The award, first given in 1998, honors the memory of Elizabeth Zintl, an accomplished writer and journalist who served as chief of staff to the UVA president until her untimely death in 1997 at age 45. It recognizes a female employee who has given an “unusually high degree of service to the University, within and beyond the expectations of the position” and “whose excellence in work makes a direct and significant impact on the core academic enterprise.”

One of the first awards went to Sylvia Terry, then associate dean in the Office of African-American Affairs, who founded the Peer Advisor Program, which came to be nationally recognized and contributed to UVA having the highest Black graduation rate among flagship public universities.

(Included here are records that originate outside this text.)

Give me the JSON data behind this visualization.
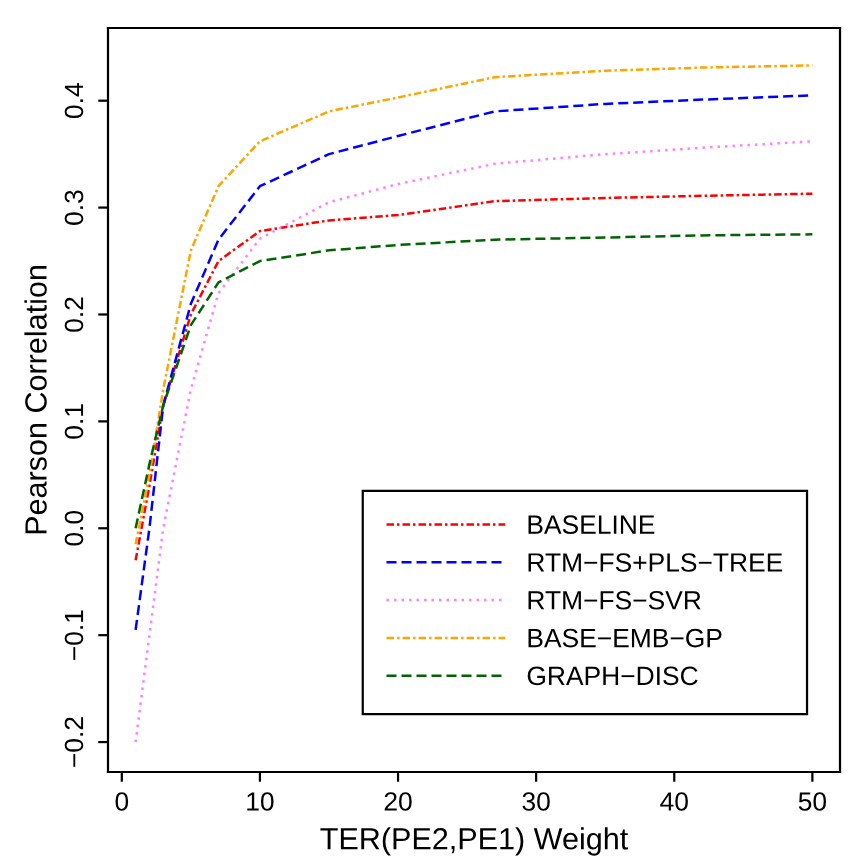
{
  "chart_data": {
    "type": "line",
    "xlabel": "TER(PE2,PE1) Weight",
    "ylabel": "Pearson Correlation",
    "x": [
      1,
      2,
      3,
      5,
      7,
      10,
      15,
      20,
      27,
      35,
      42,
      50
    ],
    "series": [
      {
        "name": "BASELINE",
        "color": "#ff0000",
        "line_style": "dashdot",
        "values": [
          -0.03,
          0.04,
          0.115,
          0.2,
          0.25,
          0.278,
          0.288,
          0.293,
          0.306,
          0.309,
          0.311,
          0.313
        ]
      },
      {
        "name": "RTM−FS+PLS−TREE",
        "color": "#0000ff",
        "line_style": "dashed",
        "values": [
          -0.095,
          0.0,
          0.115,
          0.21,
          0.27,
          0.32,
          0.35,
          0.367,
          0.39,
          0.397,
          0.401,
          0.405
        ]
      },
      {
        "name": "RTM−FS−SVR",
        "color": "#ff80ff",
        "line_style": "dotted",
        "values": [
          -0.2,
          -0.1,
          0.0,
          0.13,
          0.22,
          0.271,
          0.305,
          0.322,
          0.341,
          0.35,
          0.356,
          0.362
        ]
      },
      {
        "name": "BASE−EMB−GP",
        "color": "#ffa500",
        "line_style": "dashdot",
        "values": [
          -0.015,
          0.05,
          0.13,
          0.26,
          0.32,
          0.362,
          0.39,
          0.403,
          0.422,
          0.428,
          0.431,
          0.433
        ]
      },
      {
        "name": "GRAPH−DISC",
        "color": "#006400",
        "line_style": "dashed",
        "values": [
          0.0,
          0.06,
          0.115,
          0.19,
          0.23,
          0.25,
          0.26,
          0.265,
          0.27,
          0.272,
          0.274,
          0.275
        ]
      }
    ],
    "xlim": [
      -1,
      52
    ],
    "ylim": [
      -0.228,
      0.468
    ],
    "xticks": [
      0,
      10,
      20,
      30,
      40,
      50
    ],
    "yticks": [
      {
        "value": -0.2,
        "label": "−0.2"
      },
      {
        "value": -0.1,
        "label": "−0.1"
      },
      {
        "value": 0,
        "label": "0.0"
      },
      {
        "value": 0.1,
        "label": "0.1"
      },
      {
        "value": 0.2,
        "label": "0.2"
      },
      {
        "value": 0.3,
        "label": "0.3"
      },
      {
        "value": 0.4,
        "label": "0.4"
      }
    ],
    "grid": false,
    "legend": "bottom right",
    "marker": "none"
  }
}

Awardees for the five years prior to 2020 were: in 2019, Nursing School Dean Dorrie Fontaine (now retired); Deborah McDowell, director of the Carter G. Woodson Institute of African-American and African Studies and Alice Griffin Professor of English (2018); Rachel Most, associate dean for undergraduate academic programs and archaeology professor (2017); Pamela Norris, Frederick Tracy Morse Professor of Mechanical and Aerospace Engineering (2016); and Farzaneh Milani, who has chaired the Department of Middle Eastern and South Asian Languages and Cultures and directed the Women, Gender, and Sexuality Program (2015).